Multi-organ-on-a-chip: Modeling strategy, method, and biomedical applications

In recent years, organ-on-a-chip technology has developed rapidly in the biomedical field. Traditional single-organ chip provides a reliable experimental platform for disease modeling and drug development by simulating the physiological function of a specific organ, and some data generated by these platforms have been recognized by the Food and Drug Administration. Nevertheless, single-organ chip cannot fully simulate the complex interactions between body organs. To address these limitations, multi-organ-on-a-chip (MOOC) platform emerged. By using microelectromechanical system technology and 3D printing method, MOOC can integrate multiple organs with different structures/connections and precisely regulate the parameters of a micro-environment, such as fluid dynamics, chemical gradient, and mechanical stress. Moreover, the use of a biocompatible membrane and matrix gel materials enables the three-dimensional construction of cellular microenvironments, which enhance substance exchange and signal transmission between organs. Combined with a real-time monitoring system, the MOOC platform offers dynamic feedback and regulatory capabilities to simulate the complex interactions of human physiology more accurately.

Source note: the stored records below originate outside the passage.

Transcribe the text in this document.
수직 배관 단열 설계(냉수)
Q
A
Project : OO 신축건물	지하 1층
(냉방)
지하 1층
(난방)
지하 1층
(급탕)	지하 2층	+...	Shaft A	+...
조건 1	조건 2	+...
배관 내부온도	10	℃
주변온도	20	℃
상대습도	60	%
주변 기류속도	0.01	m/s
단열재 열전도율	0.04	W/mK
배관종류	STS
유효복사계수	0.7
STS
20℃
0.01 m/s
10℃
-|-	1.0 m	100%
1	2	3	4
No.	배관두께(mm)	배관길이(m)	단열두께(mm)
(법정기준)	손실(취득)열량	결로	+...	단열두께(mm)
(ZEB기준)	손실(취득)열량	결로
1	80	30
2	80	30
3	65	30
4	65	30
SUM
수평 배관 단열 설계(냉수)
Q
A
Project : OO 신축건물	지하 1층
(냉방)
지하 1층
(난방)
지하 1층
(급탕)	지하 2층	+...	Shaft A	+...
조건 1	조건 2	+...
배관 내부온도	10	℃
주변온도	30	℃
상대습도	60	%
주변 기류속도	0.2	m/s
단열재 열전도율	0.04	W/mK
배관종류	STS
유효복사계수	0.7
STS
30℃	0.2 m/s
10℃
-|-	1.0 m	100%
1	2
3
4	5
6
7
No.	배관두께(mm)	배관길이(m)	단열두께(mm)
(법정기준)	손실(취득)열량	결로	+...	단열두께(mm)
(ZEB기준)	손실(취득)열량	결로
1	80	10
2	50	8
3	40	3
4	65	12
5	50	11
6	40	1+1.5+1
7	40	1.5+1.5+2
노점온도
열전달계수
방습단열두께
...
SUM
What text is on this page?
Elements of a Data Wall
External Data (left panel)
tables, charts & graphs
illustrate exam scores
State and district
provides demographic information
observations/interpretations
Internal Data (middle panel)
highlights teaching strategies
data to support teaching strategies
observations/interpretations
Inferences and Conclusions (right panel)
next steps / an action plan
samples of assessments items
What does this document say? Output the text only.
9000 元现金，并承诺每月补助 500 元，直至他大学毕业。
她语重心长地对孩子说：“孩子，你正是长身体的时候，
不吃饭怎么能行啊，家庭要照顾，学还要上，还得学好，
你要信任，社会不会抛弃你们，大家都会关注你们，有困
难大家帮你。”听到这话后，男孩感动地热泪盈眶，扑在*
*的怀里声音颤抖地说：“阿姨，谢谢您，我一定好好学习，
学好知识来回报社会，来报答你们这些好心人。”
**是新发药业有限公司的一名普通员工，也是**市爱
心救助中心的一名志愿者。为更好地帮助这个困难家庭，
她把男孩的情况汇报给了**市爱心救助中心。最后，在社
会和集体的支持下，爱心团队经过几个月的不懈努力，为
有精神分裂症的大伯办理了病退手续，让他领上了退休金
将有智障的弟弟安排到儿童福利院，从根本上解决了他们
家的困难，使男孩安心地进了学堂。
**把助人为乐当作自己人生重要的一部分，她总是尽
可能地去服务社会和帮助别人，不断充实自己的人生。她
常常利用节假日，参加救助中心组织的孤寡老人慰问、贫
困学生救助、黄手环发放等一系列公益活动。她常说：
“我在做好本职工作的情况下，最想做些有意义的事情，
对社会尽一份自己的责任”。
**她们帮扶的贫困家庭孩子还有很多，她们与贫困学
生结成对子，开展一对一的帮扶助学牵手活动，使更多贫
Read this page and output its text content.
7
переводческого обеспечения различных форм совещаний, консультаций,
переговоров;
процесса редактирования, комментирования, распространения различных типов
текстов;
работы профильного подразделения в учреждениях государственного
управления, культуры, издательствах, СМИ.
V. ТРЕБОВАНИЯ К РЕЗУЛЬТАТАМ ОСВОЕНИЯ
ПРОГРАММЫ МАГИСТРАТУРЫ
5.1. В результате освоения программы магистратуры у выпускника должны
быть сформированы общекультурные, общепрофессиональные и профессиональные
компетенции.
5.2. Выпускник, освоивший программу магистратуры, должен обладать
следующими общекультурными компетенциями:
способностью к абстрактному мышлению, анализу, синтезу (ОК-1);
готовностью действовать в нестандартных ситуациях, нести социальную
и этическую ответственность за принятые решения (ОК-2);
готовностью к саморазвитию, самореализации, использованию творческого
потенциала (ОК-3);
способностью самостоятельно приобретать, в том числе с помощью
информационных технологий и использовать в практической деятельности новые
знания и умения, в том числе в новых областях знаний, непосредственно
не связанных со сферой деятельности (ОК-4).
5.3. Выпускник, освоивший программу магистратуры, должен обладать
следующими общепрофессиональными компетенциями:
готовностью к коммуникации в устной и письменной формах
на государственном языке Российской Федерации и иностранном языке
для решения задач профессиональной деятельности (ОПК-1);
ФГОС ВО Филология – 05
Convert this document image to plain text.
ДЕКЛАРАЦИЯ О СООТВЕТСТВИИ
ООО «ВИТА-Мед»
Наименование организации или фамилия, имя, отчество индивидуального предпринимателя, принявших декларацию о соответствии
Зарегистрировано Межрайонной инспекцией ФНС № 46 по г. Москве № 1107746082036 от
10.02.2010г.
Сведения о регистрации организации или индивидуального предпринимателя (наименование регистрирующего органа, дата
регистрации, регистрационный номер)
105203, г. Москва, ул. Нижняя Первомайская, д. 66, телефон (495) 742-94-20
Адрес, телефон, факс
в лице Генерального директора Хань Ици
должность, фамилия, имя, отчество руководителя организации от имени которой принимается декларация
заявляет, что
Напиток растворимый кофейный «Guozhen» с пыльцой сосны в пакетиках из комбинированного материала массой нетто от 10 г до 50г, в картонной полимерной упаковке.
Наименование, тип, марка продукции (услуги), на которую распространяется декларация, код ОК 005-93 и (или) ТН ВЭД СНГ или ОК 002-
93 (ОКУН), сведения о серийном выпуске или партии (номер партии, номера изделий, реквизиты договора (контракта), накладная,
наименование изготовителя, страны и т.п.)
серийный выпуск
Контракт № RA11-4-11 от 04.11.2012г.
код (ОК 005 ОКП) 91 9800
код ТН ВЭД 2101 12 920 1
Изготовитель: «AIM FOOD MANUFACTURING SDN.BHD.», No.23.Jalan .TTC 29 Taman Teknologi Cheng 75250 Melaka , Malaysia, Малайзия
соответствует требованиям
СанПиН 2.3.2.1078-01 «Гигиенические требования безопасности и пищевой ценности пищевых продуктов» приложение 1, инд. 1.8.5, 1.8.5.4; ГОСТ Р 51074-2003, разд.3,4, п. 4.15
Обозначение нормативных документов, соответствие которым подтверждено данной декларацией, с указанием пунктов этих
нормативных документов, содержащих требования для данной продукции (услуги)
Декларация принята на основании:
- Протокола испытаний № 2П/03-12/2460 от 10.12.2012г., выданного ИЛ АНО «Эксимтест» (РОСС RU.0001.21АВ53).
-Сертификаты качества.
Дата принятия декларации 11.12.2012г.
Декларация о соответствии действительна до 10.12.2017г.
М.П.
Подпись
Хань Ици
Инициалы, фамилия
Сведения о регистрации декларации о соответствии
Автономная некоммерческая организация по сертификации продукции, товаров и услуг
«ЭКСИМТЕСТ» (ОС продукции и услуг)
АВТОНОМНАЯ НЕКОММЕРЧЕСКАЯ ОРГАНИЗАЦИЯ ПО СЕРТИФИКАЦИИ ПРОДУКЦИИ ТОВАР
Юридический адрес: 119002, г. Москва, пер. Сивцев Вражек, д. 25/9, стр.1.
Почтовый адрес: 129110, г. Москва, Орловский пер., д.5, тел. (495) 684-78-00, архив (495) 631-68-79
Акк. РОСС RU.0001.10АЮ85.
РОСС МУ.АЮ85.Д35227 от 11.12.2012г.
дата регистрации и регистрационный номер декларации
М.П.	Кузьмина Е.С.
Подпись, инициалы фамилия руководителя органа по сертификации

This paper recently reviews research progress in MOOC design strategies, construction methods, and their applications in drug discovery, disease research, and personalized medicine. Additionally, the technical challenges of MOOC technology and outlook of MOOC development trend are also included in this paper. In summary, MOOC technology represents an emerging platform with significant potential to improve disease modeling and early stage drug development. Furthermore, its integration with other frontier technologies may offer new opportunities to study disease mechanisms and explore novel therapeutic strategies.